Devlet Bahçeli’nin 22 Ekim’de MHP TBMM Grubu Toplantısı’nda terör örgütü PKK elebaşı Abdullah Öcalan’a hitaben “Terörist başının tecridi kaldırılırsa gelsin TBMM’de DEM Parti Grup Toplantısı’nda konuşsun. Terörün tamamen bittiğini ve örgütün lağvedildiğini haykırsın” demesi ve bu koşulla “umut hakkı”ndan yararlanma çağrısı yapmasıyla başlayan süreç sonunda bugün Öcalan beklenen açıklamasını yaptı.
DEM Parti bugün 7 kişilik bir heyetle üçüncü kez İmralı’ya gitti.
Heyette, Ahmet Türk’ün yanı sıra DEM Parti Eş Genel Başkanları Tülay Hatimoğulları, Tuncer Bakırhan, İstanbul Milletvekili Sırrı Süreyya Önder, Van Milletvekili Pervin Buldan, İstanbul Milletvekili Cengiz Çiçek ile Öcalan’ın avukatlarından Faik Özgür Erol yer aldı.
Öcalan’ın açıklaması için İstanbul Taksim’de Elit World Otel’de toplanıldı.

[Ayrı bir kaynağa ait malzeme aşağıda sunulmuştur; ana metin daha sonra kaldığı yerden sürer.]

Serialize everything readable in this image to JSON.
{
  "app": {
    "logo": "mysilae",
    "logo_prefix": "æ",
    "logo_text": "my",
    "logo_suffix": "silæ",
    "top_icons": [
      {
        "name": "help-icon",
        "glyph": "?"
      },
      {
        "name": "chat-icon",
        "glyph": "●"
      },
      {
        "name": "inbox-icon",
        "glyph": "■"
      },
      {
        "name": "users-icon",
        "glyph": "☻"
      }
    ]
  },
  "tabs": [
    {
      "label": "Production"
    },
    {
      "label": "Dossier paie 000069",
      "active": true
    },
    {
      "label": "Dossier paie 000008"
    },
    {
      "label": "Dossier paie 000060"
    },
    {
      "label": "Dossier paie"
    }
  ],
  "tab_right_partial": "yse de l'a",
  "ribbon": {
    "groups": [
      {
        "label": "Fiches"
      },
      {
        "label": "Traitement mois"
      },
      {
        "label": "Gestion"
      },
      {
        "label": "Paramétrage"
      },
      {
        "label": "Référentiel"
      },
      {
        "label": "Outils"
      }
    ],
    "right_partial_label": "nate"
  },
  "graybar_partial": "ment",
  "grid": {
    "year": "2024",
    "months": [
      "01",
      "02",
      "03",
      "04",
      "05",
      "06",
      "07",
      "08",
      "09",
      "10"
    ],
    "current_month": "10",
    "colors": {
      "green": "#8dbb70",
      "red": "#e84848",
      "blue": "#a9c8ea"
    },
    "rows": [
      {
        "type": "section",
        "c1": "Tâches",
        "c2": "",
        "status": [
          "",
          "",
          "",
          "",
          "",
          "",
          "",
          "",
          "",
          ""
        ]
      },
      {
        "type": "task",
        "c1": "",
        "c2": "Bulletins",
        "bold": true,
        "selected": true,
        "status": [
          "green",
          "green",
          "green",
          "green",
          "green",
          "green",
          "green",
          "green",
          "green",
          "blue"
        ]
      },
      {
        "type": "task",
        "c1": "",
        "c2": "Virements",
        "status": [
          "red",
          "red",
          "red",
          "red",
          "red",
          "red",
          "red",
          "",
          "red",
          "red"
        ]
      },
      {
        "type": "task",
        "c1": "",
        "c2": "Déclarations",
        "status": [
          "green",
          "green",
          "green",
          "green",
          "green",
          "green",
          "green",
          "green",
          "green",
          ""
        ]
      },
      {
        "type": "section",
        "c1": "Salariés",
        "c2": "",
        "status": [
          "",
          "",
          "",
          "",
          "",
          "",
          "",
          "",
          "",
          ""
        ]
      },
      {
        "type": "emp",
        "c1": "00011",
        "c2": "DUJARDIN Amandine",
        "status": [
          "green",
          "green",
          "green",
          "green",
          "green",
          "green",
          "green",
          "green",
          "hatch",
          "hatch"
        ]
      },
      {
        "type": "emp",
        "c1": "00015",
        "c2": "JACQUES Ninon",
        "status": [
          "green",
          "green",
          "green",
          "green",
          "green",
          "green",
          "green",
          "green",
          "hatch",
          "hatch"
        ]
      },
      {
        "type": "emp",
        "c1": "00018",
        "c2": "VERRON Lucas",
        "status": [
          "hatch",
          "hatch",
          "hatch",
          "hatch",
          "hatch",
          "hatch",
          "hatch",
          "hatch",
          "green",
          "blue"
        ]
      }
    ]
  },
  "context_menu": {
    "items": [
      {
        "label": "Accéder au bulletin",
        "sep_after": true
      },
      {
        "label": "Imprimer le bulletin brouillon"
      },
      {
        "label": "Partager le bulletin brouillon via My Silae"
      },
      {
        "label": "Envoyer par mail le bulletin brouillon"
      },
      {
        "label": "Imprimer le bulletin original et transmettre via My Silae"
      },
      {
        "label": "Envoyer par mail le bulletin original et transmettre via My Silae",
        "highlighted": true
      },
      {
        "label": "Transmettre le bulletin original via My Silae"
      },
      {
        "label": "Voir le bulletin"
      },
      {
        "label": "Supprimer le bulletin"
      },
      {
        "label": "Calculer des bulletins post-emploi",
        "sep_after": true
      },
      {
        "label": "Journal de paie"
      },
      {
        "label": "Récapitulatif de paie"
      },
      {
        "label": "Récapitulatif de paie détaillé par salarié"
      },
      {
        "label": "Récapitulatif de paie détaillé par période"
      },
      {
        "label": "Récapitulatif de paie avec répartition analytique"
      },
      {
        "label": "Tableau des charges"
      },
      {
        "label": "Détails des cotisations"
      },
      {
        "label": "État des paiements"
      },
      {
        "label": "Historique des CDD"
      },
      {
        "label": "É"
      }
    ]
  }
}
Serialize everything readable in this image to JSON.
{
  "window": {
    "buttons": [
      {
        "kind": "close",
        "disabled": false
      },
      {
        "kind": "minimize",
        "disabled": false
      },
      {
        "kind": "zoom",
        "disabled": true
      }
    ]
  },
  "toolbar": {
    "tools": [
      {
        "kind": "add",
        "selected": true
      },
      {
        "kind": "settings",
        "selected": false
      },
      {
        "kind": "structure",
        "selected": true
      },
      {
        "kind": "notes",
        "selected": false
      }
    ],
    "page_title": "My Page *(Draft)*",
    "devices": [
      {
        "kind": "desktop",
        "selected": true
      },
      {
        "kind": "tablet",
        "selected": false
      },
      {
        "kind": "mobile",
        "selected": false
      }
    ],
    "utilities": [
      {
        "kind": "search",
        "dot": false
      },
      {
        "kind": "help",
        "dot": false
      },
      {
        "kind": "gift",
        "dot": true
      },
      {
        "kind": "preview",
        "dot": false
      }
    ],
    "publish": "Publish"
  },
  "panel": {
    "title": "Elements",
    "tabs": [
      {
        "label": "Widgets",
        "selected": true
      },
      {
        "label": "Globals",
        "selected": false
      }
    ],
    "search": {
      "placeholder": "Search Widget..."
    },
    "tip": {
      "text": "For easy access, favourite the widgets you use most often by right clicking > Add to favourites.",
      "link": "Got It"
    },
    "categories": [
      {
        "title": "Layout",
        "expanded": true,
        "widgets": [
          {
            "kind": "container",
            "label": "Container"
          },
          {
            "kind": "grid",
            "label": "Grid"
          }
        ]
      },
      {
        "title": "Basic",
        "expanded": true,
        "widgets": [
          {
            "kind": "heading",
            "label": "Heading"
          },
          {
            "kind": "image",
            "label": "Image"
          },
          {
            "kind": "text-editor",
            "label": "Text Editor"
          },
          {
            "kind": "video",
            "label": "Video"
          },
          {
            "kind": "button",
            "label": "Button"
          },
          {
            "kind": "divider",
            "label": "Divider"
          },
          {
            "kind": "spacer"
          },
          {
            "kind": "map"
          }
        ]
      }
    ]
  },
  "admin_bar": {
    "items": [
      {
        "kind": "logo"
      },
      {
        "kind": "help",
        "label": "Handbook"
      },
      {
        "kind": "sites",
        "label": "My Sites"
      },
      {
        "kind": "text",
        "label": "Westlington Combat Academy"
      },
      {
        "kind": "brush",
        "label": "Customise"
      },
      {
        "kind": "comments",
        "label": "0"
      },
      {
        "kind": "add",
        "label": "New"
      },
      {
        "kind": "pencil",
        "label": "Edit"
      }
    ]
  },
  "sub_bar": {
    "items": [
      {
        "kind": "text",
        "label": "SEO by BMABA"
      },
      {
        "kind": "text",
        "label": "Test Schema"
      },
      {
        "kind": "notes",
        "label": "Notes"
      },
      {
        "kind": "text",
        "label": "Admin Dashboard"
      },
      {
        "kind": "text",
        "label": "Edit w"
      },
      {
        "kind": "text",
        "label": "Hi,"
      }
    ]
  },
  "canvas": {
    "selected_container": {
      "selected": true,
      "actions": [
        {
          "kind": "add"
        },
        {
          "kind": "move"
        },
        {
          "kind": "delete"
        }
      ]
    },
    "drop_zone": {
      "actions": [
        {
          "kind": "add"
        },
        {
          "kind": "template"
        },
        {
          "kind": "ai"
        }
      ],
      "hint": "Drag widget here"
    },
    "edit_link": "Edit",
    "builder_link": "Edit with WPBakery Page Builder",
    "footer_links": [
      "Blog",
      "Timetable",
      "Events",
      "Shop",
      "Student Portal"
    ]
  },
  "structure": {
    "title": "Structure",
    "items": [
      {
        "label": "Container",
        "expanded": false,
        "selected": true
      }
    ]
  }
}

İmralı heyetinde yer alan Sırrı Süreyya Önder açılış konuşmasını yaptı.
Önder, şunları söyledi:
“Kayıplarımızı anmak seneler sürecek. Minnetli olduğumuzu insanlar da aynı şekilde. Ben barışa omuz veren, bunun için bedel ödeyen bütün insanlarımıza teşekkürlerimi, şükranlarımızı bildirmek istiyorum.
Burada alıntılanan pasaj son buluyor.